Holland succeeds in his second solo outing thanks in large part because of the nature of his character this time around. The script, chock full of moments with Peter acting silly and awkward in one scene and thoughtful and sad in another, give the actor a chance to show he’s more than just an affable presence. There’s an endearing quality to Holland which comes through, regardless of whatever type of scene he’s playing, that helps in making an already diverting film something more. Gyllenhaal’s casting as Mysterio has been met with much attention, and if I haven’t commented on it yet it’s only because the amount of surprises and flair the actor brings to the table should be experienced with little to no knowledge of the kind of character he’s playing. Suffice it to say, this is a Gyllenhaal who has forgone the intensity that has accompanied most of his previous work and has simply showed up to play. Zendaya, Batalon, Smoulders, Rice, Favreau, Starr, and a brief Tomei all add their own levels of enjoyment to the mix as one would expect them to. It’s Jackson though who (for reasons revealed later on) doesn’t seem to be having as much fun as everyone else. Barring a couple of great one-liners thought, the actor seems to be more or less nonplussed by his involvement here in ways which go beyond his character’s state.

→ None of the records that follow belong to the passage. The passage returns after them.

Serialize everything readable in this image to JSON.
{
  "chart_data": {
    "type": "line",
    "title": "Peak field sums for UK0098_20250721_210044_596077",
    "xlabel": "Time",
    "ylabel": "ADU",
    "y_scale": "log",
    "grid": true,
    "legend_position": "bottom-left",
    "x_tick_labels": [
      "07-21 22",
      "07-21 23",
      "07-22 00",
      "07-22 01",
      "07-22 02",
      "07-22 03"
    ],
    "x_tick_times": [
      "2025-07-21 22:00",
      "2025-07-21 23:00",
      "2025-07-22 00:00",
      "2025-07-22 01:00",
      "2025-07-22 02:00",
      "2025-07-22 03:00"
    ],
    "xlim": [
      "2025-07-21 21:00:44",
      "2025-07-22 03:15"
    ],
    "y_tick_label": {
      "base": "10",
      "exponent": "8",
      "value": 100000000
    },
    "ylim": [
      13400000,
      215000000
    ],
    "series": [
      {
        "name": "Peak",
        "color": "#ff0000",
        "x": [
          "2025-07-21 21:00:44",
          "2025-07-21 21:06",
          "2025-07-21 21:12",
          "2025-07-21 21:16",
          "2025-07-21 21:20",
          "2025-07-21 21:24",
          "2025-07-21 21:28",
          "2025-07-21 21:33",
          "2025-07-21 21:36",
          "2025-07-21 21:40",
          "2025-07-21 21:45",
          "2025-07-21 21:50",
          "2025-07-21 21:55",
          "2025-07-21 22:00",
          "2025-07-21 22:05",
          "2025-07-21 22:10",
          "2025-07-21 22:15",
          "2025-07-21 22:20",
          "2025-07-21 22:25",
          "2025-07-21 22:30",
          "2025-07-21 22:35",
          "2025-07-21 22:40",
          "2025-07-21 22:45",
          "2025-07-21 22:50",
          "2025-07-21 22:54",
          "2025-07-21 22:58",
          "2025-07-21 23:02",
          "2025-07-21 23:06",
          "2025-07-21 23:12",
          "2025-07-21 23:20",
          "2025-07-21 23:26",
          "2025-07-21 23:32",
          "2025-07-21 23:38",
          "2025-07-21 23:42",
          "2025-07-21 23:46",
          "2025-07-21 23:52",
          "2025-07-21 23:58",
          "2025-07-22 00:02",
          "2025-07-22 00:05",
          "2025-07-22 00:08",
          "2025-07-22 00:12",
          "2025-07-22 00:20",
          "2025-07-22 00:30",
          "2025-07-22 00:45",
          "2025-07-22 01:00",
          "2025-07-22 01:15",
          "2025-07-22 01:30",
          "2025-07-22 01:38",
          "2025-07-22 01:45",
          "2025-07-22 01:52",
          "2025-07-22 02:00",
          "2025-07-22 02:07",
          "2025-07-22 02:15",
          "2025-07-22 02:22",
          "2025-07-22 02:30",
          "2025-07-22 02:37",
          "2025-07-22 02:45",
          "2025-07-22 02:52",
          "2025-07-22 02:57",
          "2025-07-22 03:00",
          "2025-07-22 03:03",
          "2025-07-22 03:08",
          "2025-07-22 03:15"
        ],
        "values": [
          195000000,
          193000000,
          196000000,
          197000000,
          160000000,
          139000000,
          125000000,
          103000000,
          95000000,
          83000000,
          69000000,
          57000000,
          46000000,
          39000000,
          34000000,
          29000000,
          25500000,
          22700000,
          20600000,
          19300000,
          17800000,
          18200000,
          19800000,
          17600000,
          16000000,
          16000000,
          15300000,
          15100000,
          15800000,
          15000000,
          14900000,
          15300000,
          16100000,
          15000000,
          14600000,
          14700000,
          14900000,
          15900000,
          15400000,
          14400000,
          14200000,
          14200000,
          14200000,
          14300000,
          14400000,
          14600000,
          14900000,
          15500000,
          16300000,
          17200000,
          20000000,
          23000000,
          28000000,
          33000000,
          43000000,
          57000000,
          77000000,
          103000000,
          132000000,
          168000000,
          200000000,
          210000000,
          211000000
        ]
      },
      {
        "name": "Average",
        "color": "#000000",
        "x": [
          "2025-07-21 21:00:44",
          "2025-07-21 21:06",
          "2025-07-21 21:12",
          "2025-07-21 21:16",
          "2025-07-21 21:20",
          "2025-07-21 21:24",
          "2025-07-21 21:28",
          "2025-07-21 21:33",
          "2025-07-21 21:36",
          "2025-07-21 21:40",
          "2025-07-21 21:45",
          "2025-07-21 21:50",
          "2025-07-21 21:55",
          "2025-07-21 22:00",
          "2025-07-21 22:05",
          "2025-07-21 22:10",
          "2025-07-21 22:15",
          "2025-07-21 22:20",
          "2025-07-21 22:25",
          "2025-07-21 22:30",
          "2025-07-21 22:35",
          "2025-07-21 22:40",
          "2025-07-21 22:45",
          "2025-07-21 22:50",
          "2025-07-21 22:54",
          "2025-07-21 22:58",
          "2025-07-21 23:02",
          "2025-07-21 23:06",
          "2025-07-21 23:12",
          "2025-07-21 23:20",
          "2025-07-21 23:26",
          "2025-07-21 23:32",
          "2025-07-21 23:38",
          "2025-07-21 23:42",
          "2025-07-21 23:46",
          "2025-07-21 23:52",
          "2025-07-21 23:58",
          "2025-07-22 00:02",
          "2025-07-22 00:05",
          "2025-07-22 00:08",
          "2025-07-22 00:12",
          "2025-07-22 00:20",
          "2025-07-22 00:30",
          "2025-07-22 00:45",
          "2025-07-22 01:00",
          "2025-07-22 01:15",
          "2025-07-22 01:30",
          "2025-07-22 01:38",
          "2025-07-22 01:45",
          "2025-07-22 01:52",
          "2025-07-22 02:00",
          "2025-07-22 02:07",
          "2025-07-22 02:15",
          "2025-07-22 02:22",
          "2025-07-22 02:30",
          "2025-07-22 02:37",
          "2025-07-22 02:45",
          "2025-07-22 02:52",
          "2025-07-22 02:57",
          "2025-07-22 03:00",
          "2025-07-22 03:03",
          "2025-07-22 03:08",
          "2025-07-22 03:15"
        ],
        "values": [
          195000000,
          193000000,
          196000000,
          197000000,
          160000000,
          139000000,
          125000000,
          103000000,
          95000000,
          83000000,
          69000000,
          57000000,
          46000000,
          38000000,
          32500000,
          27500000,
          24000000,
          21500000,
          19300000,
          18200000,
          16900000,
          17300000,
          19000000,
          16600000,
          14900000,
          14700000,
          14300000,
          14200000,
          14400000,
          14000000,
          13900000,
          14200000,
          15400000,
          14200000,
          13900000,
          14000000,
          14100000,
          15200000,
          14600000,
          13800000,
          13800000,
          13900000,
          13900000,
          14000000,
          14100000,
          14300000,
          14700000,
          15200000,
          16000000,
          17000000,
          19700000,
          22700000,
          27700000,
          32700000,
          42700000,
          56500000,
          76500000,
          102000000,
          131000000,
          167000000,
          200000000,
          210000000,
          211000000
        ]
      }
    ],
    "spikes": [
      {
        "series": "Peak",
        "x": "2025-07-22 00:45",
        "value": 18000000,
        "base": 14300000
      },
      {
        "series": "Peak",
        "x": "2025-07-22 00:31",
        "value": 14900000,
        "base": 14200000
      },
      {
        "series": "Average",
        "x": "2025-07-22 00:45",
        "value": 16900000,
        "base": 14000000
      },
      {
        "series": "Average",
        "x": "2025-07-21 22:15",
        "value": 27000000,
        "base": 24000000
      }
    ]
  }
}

Spider-Man: Far From Home tries throughout its more than two hour runtime to strike a balance between being a transitional entry and a Spider-Man movie all in one. Thanks to the strength of the comedy and the sensitivity of the emotions in all the above mentioned scenes, the movie succeeds in accomplishing this daunting task. There’s a fair amount going on here in terms of the movie’s action sequences, making for an honestly busy time on the screen. Besides the presence of the Elementals, and all the destruction they carry with them, a wondrous assortment of illusions and other special effects populate the screen; all of them somehow working in sync. But they’re all incidental in the end. This is the story of Peter’s growing up, from fledgling web slinger to a hero trying to come to grips the tragedies of the past and a hope for the future.